We’re choosing different route in Sqoop 2, so this unfortunate need won’t be there.

Jarcec

> On Dec 9, 2015, at 9:07 PM, Brian Henriksen <Br...@humedica.com> wrote:
> 
> I am trying to use sqoop to export some parquet data to oracle from HDFS.  The first problem I ran into is that parquet export requires a .metadata directory that is created by a sqoop parquet IMPORT (Can anyone explain this to me, it seems odd to me that one can only send data to a database, that you just grabbed from a database).  I got around this by converting a small subset of my parquet data to text, sqoop export the text to oracle, and then sqoop import the data back to HDFS as parquet, and with it the .metadata directory.  Here is the error Im getting:
> 
> 
> java.lang.NullPointerException
> at java.io.StringReader.<init>(StringReader.java:50)
> at org.apache.avro.Schema$Parser.parse(Schema.java:917)
> at parquet.avro.AvroReadSupport.prepareForRead(AvroReadSupport.java:54)
> at parquet.hadoop.InternalParquetRecordReader.initialize(InternalParquetRecordReader.java:142)
> at parquet.hadoop.ParquetRecordReader.initializeInternalReader(ParquetRecordReader.java:118)
> at parquet.hadoop.ParquetRecordReader.initialize(ParquetRecordReader.java:107)
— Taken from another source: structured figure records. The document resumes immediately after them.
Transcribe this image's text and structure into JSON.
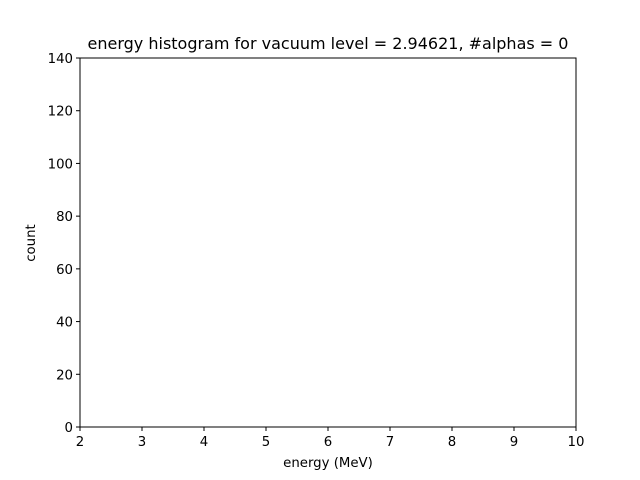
{
  "chart_data": {
    "type": "bar",
    "title": "energy histogram for vacuum level = 2.94621, #alphas = 0",
    "xlabel": "energy (MeV)",
    "ylabel": "count",
    "xlim": [
      2,
      10
    ],
    "ylim": [
      0,
      140
    ],
    "x_ticks": [
      "2",
      "3",
      "4",
      "5",
      "6",
      "7",
      "8",
      "9",
      "10"
    ],
    "y_ticks": [
      "0",
      "20",
      "40",
      "60",
      "80",
      "100",
      "120",
      "140"
    ],
    "series": [],
    "grid": false
  },
  "colors": {
    "background": "#ffffff",
    "axis": "#000000",
    "text": "#000000"
  }
}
> at org.kitesdk.data.spi.AbstractKeyRecordReaderWrapper.initialize(AbstractKeyRecordReaderWrapper.java:50)
> at org.apache.hadoop.mapred.MapTask$NewTrackingRecordReader.initialize(MapTask.java:478)
> at org.apache.hadoop.mapred.MapTask.runNewMapper(MapTask.java:671)
> at org.apache.hadoop.mapred.MapTask.run(MapTask.java:330)
> at org.apache.hadoop.mapred.Child$4.run(Child.java:268)
> at java.security.AccessController.doPrivileged(Native Method)
> at javax.security.auth.Subject.doAs(Subject.java:415)
> at org.apache.hadoop.security.UserGroup
> 
> This looks like sqoop is getting to the point of starting up the mappers, but they are not aware of my parquet / avro schema.  Where does sqoop look for these schemas?  As far as I know, parquet files include the schema within the data files themselves, in addition to this there is the .metadata directory that contains a .avsc JSON file with the same schema.  Any ideas?